The speaker outlines three types of metrics:

• Telemetry Metrics: API-derived data (e.g., accept vs. suggest rates), but acknowledges their limitations due to potential inaccuracies.
• Experience Sampling: Gathering direct user feedback through surveys and PR forms (e.g., “I used AI to generate this PR”).
• Self-Reported Data/Surveys: Emphasizing the importance of well-designed surveys with high participation rates (90%+) that treat developer experience as a systems problem, not a people problem (citing W. Edwards Deming’s principle that 90-95% of productivity is determined by the system).

VI. The DXAI Measurement Framework & Maturity Curve

DX has developed a framework – the DXAI Measurement Framework – inspired by Dora and DevX, categorizing GenAI impact into three dimensions: Utilization, Impact, and Cost. This framework represents a maturity curve:

1. Utilization: Tracking adoption rates (e.g., percentage of AI-assisted pull requests).
2. Impact: Correlating utilization with improvements in velocity and quality.
3. Cost: Analyzing the financial implications of GenAI implementation (though this area is still developing).

VII. Practical Applications & Case Studies

• Morgan Stanley (Dev Gen AI): Automating the creation of specifications for modernizing legacy code (Cobalt, mainframe, Pearl), saving approximately 300,000 hours annually.
• Zapier: Utilizing AI-powered bots to accelerate engineer onboarding, reducing time to effectiveness from 90 days to 2 weeks, and driving increased hiring.
• Spotify: Streamlining incident response by automatically gathering and delivering relevant context to SRE channels, significantly reducing MTTR.

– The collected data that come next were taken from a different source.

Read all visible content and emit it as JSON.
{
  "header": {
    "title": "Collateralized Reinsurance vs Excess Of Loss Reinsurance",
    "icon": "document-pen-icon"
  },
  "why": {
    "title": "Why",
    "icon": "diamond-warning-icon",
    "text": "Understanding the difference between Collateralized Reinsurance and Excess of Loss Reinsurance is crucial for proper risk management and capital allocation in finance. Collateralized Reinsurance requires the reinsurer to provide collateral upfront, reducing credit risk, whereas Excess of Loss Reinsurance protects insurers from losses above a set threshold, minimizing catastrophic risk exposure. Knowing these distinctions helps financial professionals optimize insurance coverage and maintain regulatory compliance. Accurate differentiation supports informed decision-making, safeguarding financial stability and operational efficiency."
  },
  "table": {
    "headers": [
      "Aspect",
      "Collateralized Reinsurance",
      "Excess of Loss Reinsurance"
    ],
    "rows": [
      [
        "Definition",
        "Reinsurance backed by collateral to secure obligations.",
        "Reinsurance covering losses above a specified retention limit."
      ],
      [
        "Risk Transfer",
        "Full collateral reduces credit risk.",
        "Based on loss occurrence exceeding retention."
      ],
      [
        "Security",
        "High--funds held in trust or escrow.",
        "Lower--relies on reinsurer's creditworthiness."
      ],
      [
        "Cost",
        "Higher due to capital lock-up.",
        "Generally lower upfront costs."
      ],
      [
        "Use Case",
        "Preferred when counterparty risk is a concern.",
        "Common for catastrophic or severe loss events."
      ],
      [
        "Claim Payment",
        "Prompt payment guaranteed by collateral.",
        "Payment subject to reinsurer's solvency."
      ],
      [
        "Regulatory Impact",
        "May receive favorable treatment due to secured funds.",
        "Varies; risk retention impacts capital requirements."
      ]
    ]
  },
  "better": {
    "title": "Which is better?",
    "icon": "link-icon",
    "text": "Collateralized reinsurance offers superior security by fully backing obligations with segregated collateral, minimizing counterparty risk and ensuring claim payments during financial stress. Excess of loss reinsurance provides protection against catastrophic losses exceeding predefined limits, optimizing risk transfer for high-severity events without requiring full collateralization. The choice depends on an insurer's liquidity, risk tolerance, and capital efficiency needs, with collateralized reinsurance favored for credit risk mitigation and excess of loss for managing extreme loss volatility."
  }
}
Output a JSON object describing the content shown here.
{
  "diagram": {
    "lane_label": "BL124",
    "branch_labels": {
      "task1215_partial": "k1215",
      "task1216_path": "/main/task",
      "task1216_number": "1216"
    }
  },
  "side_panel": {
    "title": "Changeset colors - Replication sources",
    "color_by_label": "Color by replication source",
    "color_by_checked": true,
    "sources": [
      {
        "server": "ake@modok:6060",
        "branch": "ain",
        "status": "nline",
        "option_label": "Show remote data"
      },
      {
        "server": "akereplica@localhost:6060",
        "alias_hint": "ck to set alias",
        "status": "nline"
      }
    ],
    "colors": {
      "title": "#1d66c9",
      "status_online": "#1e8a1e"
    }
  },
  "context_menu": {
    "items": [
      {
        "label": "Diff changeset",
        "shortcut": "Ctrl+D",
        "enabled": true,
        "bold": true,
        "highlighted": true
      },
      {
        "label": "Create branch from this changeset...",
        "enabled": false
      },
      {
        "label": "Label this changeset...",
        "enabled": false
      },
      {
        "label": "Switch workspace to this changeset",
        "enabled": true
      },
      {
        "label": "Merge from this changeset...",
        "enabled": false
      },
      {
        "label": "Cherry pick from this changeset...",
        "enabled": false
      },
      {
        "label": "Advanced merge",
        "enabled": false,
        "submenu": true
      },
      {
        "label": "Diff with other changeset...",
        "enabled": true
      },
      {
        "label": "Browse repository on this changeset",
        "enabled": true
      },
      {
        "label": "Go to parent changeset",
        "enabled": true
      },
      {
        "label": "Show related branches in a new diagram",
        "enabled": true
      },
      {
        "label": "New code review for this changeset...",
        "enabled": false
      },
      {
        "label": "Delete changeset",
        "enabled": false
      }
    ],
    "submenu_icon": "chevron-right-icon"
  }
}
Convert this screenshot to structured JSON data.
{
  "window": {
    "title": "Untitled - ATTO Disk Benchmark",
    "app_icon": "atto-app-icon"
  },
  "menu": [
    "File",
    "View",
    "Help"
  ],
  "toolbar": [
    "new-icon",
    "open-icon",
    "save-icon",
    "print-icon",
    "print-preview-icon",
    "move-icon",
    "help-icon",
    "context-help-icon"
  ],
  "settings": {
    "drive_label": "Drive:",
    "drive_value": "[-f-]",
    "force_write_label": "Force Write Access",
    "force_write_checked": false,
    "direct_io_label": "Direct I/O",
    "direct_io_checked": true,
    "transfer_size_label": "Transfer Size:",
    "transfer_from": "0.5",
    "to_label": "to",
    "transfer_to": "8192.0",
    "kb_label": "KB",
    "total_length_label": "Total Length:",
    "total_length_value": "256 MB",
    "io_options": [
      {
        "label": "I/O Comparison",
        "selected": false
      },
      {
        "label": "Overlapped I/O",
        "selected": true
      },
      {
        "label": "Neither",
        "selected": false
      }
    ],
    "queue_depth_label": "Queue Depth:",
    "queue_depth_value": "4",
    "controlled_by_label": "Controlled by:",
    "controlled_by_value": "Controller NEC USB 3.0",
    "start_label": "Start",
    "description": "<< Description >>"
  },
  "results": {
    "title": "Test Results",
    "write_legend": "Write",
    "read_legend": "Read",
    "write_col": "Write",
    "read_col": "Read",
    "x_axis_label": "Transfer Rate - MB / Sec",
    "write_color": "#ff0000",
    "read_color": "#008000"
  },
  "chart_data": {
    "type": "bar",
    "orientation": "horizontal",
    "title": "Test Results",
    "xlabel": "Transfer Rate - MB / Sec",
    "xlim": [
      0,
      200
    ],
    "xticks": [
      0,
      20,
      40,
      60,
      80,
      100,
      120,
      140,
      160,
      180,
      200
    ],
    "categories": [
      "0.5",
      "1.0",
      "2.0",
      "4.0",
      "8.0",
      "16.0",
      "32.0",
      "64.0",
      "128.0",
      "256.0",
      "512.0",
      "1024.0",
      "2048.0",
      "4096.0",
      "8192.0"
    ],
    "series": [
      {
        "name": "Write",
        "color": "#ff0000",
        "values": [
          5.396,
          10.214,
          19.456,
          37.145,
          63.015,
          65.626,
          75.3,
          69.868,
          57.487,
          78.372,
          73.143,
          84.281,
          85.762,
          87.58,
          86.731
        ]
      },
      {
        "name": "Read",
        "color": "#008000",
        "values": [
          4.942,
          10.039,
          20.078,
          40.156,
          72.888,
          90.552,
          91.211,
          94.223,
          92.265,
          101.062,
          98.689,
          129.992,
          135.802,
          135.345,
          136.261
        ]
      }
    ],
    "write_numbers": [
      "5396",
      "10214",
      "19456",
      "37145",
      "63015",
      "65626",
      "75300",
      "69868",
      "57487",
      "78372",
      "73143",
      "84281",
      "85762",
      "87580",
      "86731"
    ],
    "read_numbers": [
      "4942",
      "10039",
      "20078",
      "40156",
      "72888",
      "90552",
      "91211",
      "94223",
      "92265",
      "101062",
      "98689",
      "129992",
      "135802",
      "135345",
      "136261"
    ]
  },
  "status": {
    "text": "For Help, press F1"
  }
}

VIII. Compliance, Trust & System Prompts

Maintaining compliance and trust requires a robust feedback loop for system prompts (also known as cursor rules or agent markdown). A dedicated team should manage and continuously improve these prompts to ensure consistent and reliable AI behavior. Understanding the temperature parameter in AI models is also crucial for controlling the balance between determinism and creativity.

IX. Conclusion & Next Steps

The key takeaway is that GenAI’s success hinges on a holistic approach that prioritizes education, measurement, and integration across the entire SDLC. Organizations should:

• Distribute the AI strategy playbook as a reference guide.
• Establish a method for measuring GenAI impact.
• Track adoption and correlate it with key performance indicators.
• Iterate on best practices and use cases.

The speaker concludes by emphasizing that AI is not a threat to engineers’ jobs, but rather an opportunity to enhance their skills and increase the overall throughput of the business.